When we hug again, he whispers insistently into my ear.
"What if one day, Victor"—Bobby breathes in, holding me tighter—"what if one day you became whatever you're not?"
0
First we sipped Stolis at Quo Vadis in Soho for some European MTV benefit, then we arrived at the party in Holland Park in two Jaguar XK8s, both of them red and gleaming, parked at conspicuous angles in front of the house. People definitely noticed and started whispering to each other as the six of us walked in together and at that precise moment Serge Gainsbourg's "Je T'Aime" started playing continuously for the rest of the evening. There was no discernible center at the party, its hosts were invisible, guests had to come up with strained explanations as to why they were there and some had completely forgotten who had invited them, no one really knew. Emporio Armani underwear models moved through a crowd consisting of Tim Roth, Seal, members of Supergrass, Pippa Brooks, Fairuza Balk, Paul Weller, Tyson, someone passing around large trays of osso buco. Outside there was a garden filled with roses and below tall hedges children dressed in Tommy Hilfiger safari shirts were drinking candy-colored punch made with grenadine and playing a game with an empty bottle of Stolichnaya, kicking it along the expanse of plush green lawn, and beyond them, just night. Smells floating around inside the house included tarragon, tobacco flowers, bergamot, oak moss. "Possibly," I muttered to someone.
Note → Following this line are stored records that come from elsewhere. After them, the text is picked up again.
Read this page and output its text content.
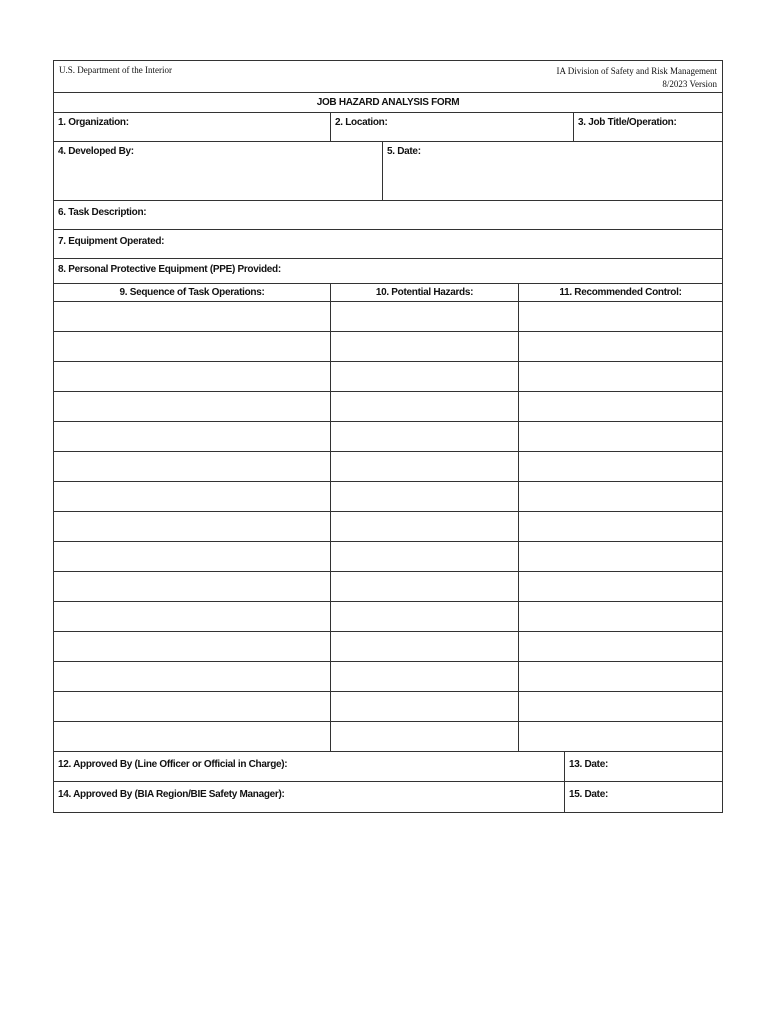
U.S. Department of the Interior	IA Division of Safety and Risk Management
8/2023 Version
JOB HAZARD ANALYSIS FORM
1. Organization:	2. Location:	3. Job Title/Operation:
4. Developed By:	5. Date:
6. Task Description:
7. Equipment Operated:
8. Personal Protective Equipment (PPE) Provided:
9. Sequence of Task Operations:	10. Potential Hazards:	11. Recommended Control:
12. Approved By (Line Officer or Official in Charge):	13. Date:
14. Approved By (BIA Region/BIE Safety Manager):	15. Date:
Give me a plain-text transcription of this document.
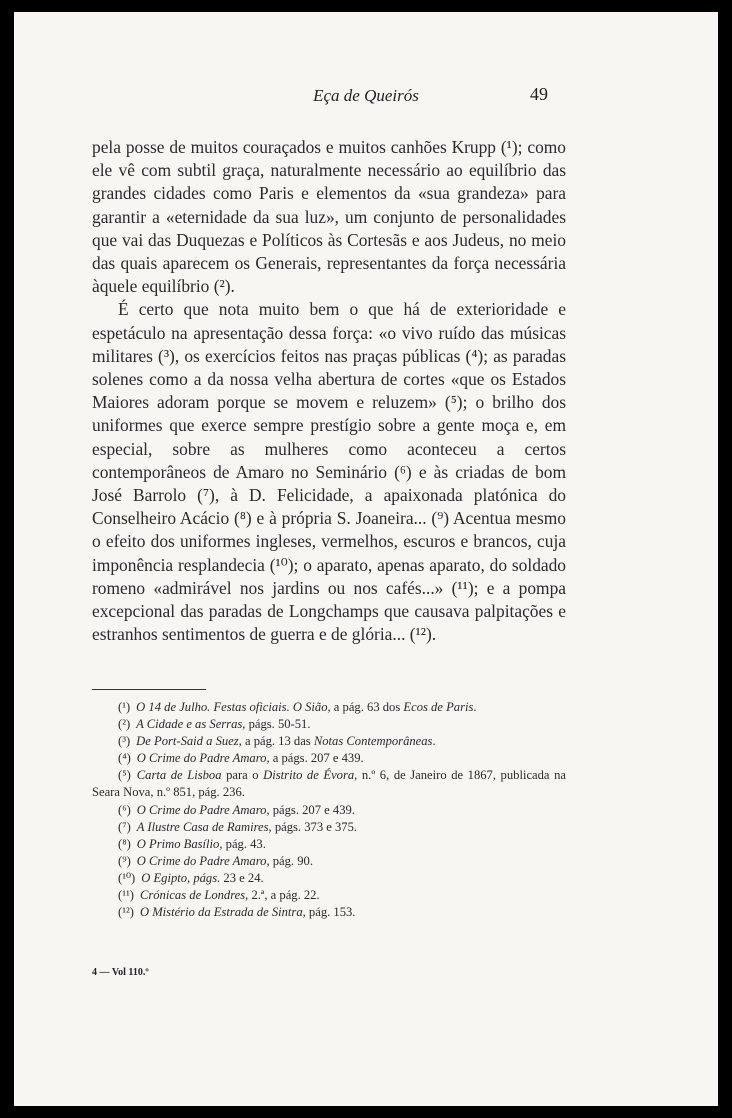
Eça de Queirós	49

pela posse de muitos couraçados e muitos canhões Krupp (¹); como ele vê com subtil graça, naturalmente necessário ao equilíbrio das grandes cidades como Paris e elementos da «sua grandeza» para garantir a «eternidade da sua luz», um conjunto de personalidades que vai das Duquezas e Políticos às Cortesãs e aos Judeus, no meio das quais aparecem os Generais, representantes da força necessária àquele equilíbrio (²).

É certo que nota muito bem o que há de exterioridade e espetáculo na apresentação dessa força: «o vivo ruído das músicas militares (³), os exercícios feitos nas praças públicas (⁴); as paradas solenes como a da nossa velha abertura de cortes «que os Estados Maiores adoram porque se movem e reluzem» (⁵); o brilho dos uniformes que exerce sempre prestígio sobre a gente moça e, em especial, sobre as mulheres como aconteceu a certos contemporâneos de Amaro no Seminário (⁶) e às criadas de bom José Barrolo (⁷), à D. Felicidade, a apaixonada platónica do Conselheiro Acácio (⁸) e à própria S. Joaneira... (⁹) Acentua mesmo o efeito dos uniformes ingleses, vermelhos, escuros e brancos, cuja imponência resplandecia (¹⁰); o aparato, apenas aparato, do soldado romeno «admirável nos jardins ou nos cafés...» (¹¹); e a pompa excepcional das paradas de Longchamps que causava palpitações e estranhos sentimentos de guerra e de glória... (¹²).

(¹) O 14 de Julho. Festas oficiais. O Sião, a pág. 63 dos Ecos de Paris.
(²) A Cidade e as Serras, págs. 50-51.
(³) De Port-Said a Suez, a pág. 13 das Notas Contemporâneas.
(⁴) O Crime do Padre Amaro, a págs. 207 e 439.
(⁵) Carta de Lisboa para o Distrito de Évora, n.º 6, de Janeiro de 1867, publicada na Seara Nova, n.º 851, pág. 236.
(⁶) O Crime do Padre Amaro, págs. 207 e 439.
(⁷) A Ilustre Casa de Ramires, págs. 373 e 375.
(⁸) O Primo Basílio, pág. 43.
(⁹) O Crime do Padre Amaro, pág. 90.
(¹⁰) O Egipto, págs. 23 e 24.
(¹¹) Crónicas de Londres, 2.ª, a pág. 22.
(¹²) O Mistério da Estrada de Sintra, pág. 153.
4 — Vol 110.º
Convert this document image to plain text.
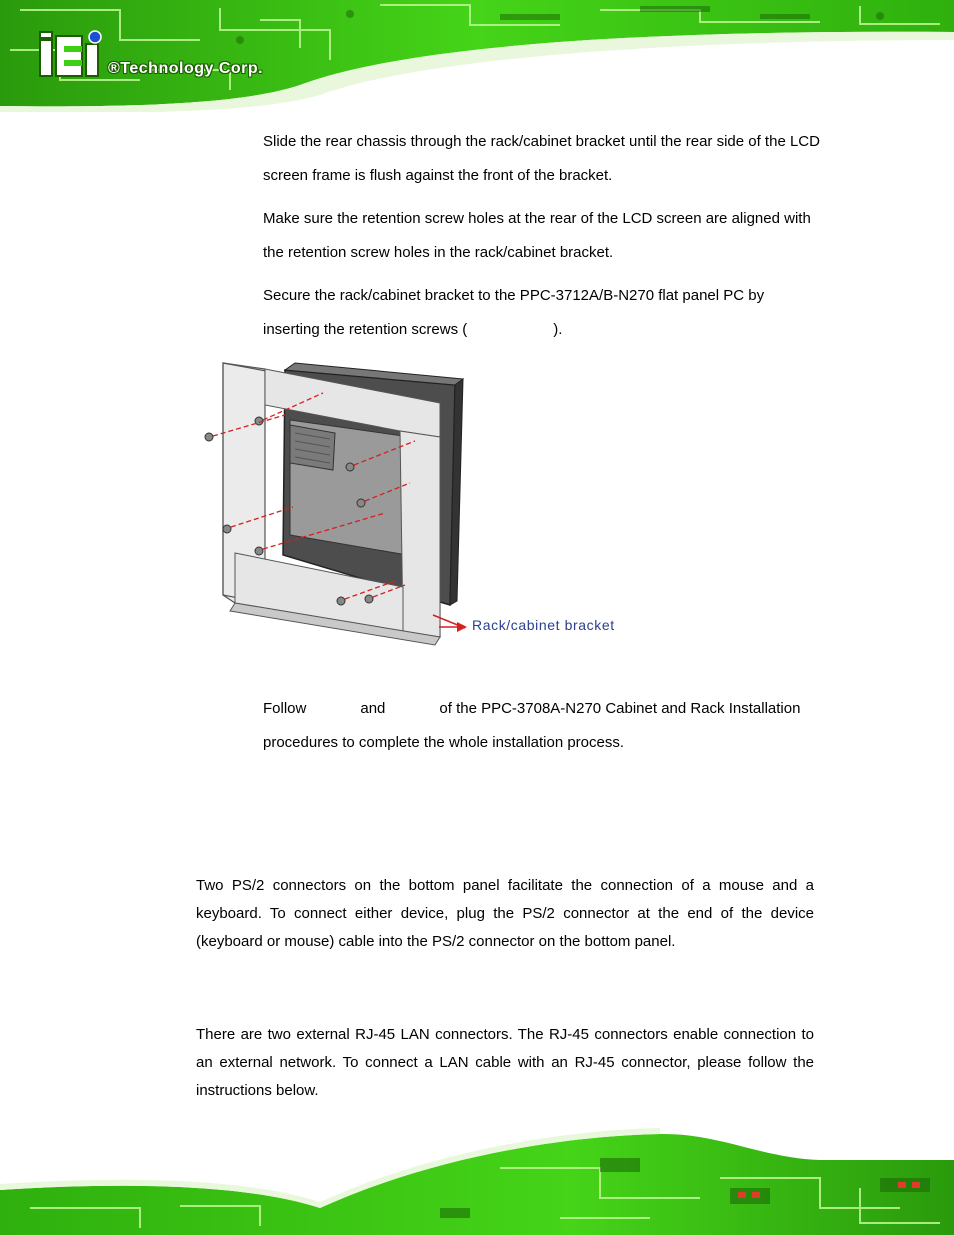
®Technology Corp.

Slide the rear chassis through the rack/cabinet bracket until the rear side of the LCD screen frame is flush against the front of the bracket.

Make sure the retention screw holes at the rear of the LCD screen are aligned with the retention screw holes in the rack/cabinet bracket.

Secure the rack/cabinet bracket to the PPC-3712A/B-N270 flat panel PC by inserting the retention screws (	).

Rack/cabinet bracket

Follow	and	of the PPC-3708A-N270 Cabinet and Rack Installation procedures to complete the whole installation process.

Two PS/2 connectors on the bottom panel facilitate the connection of a mouse and a keyboard. To connect either device, plug the PS/2 connector at the end of the device (keyboard or mouse) cable into the PS/2 connector on the bottom panel.

There are two external RJ-45 LAN connectors. The RJ-45 connectors enable connection to an external network. To connect a LAN cable with an RJ-45 connector, please follow the instructions below.
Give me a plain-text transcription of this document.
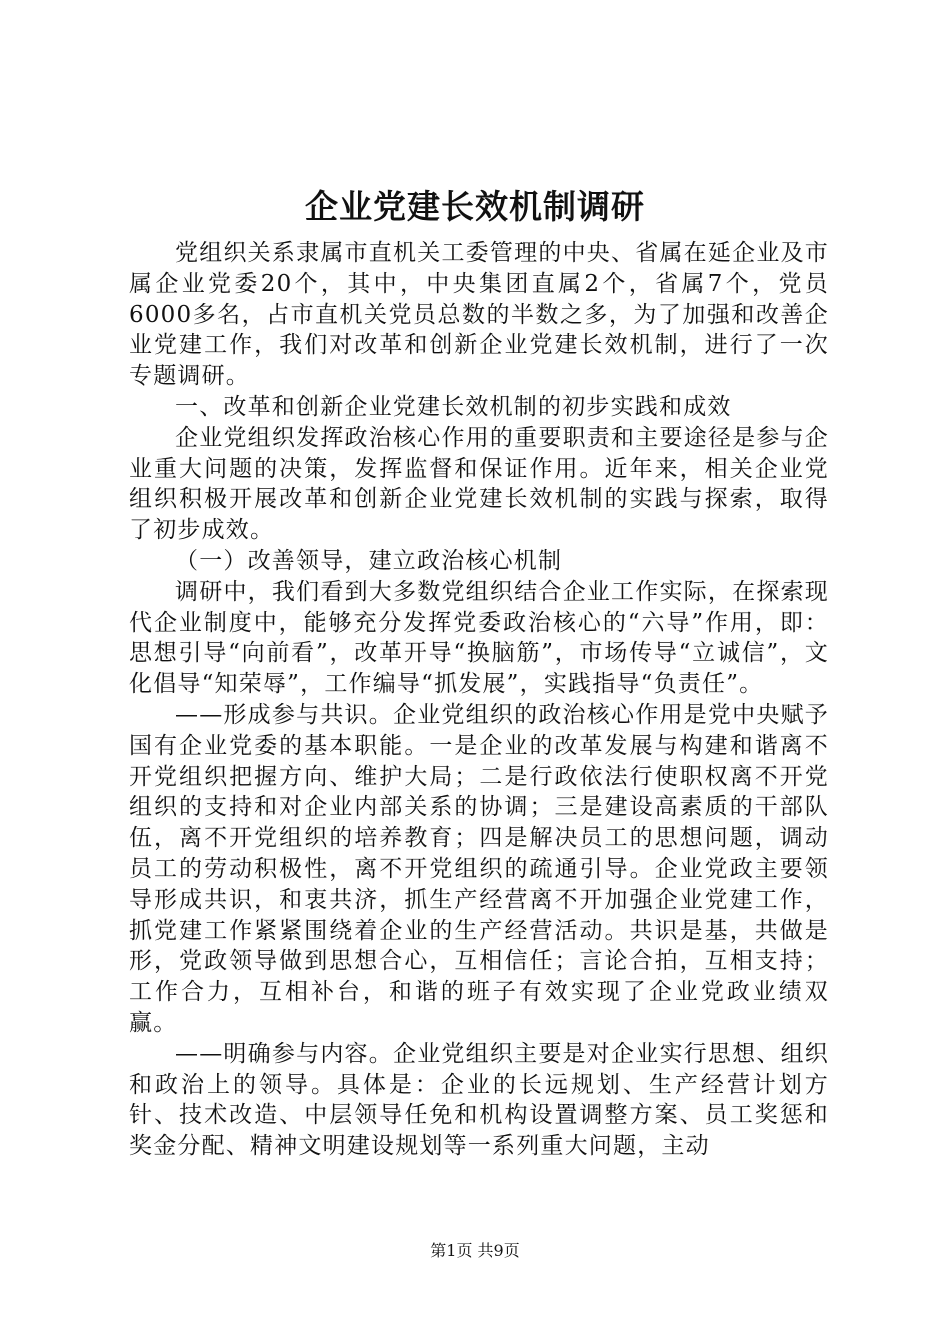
企业党建长效机制调研

党组织关系隶属市直机关工委管理的中央、省属在延企业及市属企业党委20个，其中，中央集团直属2个，省属7个，党员6000多名，占市直机关党员总数的半数之多，为了加强和改善企业党建工作，我们对改革和创新企业党建长效机制，进行了一次专题调研。

一、改革和创新企业党建长效机制的初步实践和成效

企业党组织发挥政治核心作用的重要职责和主要途径是参与企业重大问题的决策，发挥监督和保证作用。近年来，相关企业党组织积极开展改革和创新企业党建长效机制的实践与探索，取得了初步成效。

（一）改善领导，建立政治核心机制

调研中，我们看到大多数党组织结合企业工作实际，在探索现代企业制度中，能够充分发挥党委政治核心的“六导”作用，即：思想引导“向前看”，改革开导“换脑筋”，市场传导“立诚信”，文化倡导“知荣辱”，工作编导“抓发展”，实践指导“负责任”。

——形成参与共识。企业党组织的政治核心作用是党中央赋予国有企业党委的基本职能。一是企业的改革发展与构建和谐离不开党组织把握方向、维护大局；二是行政依法行使职权离不开党组织的支持和对企业内部关系的协调；三是建设高素质的干部队伍，离不开党组织的培养教育；四是解决员工的思想问题，调动员工的劳动积极性，离不开党组织的疏通引导。企业党政主要领导形成共识，和衷共济，抓生产经营离不开加强企业党建工作，抓党建工作紧紧围绕着企业的生产经营活动。共识是基，共做是形，党政领导做到思想合心，互相信任；言论合拍，互相支持；工作合力，互相补台，和谐的班子有效实现了企业党政业绩双赢。

——明确参与内容。企业党组织主要是对企业实行思想、组织和政治上的领导。具体是：企业的长远规划、生产经营计划方针、技术改造、中层领导任免和机构设置调整方案、员工奖惩和奖金分配、精神文明建设规划等一系列重大问题，主动

第1页 共9页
I was slouching in a black leather armchair while Bobby, in a suit he found on Savile Row, kept feeding me Xanax, whispering the sentence "You'd better get used to it" each time he departed. I kept petting a ceramic cat that was perched next to the armchair I was frozen in, occasionally noticing an oversized book lying on the floor with the words Designing with Tiles on its cover. There was an aquarium filled with cumbersome black fish that struck me as essential. And everyone had just gotten back from L.A. and people were heading to Reykjavík for the weekend and some people seemed concerned about the fate of the ozone layer while others definitely did not. In a bathroom I tranced out on a bar of monogrammed soap that sat in a black dish while I stood on a shaggy wool carpet, unable to urinate. And then I was biting off what was left of my fingernails while Sophie Dahl introduced me to Bruce and Tammy before they drifted off to dance beneath the hedges and there were giant banana fronds situated everywhere and I just kept wincing but Sophie didn't notice.
Almost always in my line of vision, Jamie Fields somehow managed to completely avoid me that night. She was either laughing over a private joke with Amber Valletta or shaking her head slightly whenever a tray of hors d'oeuvres—almojabanas specially flown in from a restaurant in San Juan—was offered and she was saying "I do" to just about anything that was asked of her. Bentley stared as an awkward but well-bred teenage boy drinking pinot noir from a medium-sized jug developed a crush on me in a matter of seconds and I just smiled wanly at him as he brushed stray bits of confetti off the Armani jacket I was wearing and said "cool" as if it had twelve os in it. It wasn't until much later that I noticed the film crew was there too, including Felix the cinematographer, though none of them seemed fazed, and then a small patch of fog started parting and I realized that maybe none of them knew about Sam Ho and what happened to him, the freakish way he died, how his hand twitched miserably, the tattoo of the word SLAVE blurring because of how hard his body vibrated. Bobby, looking airbrushed, handed me a napkin and asked me to stop drooling.
"Mingle," Bobby whispered. "Mingle."
Someone handed me another glass of champagne and someone else lit a cigarette that had been dangling from my lips for the past half hour and what I found myself thinking less and less was "But maybe I'm right and they're wrong" because I was yielding, yielding.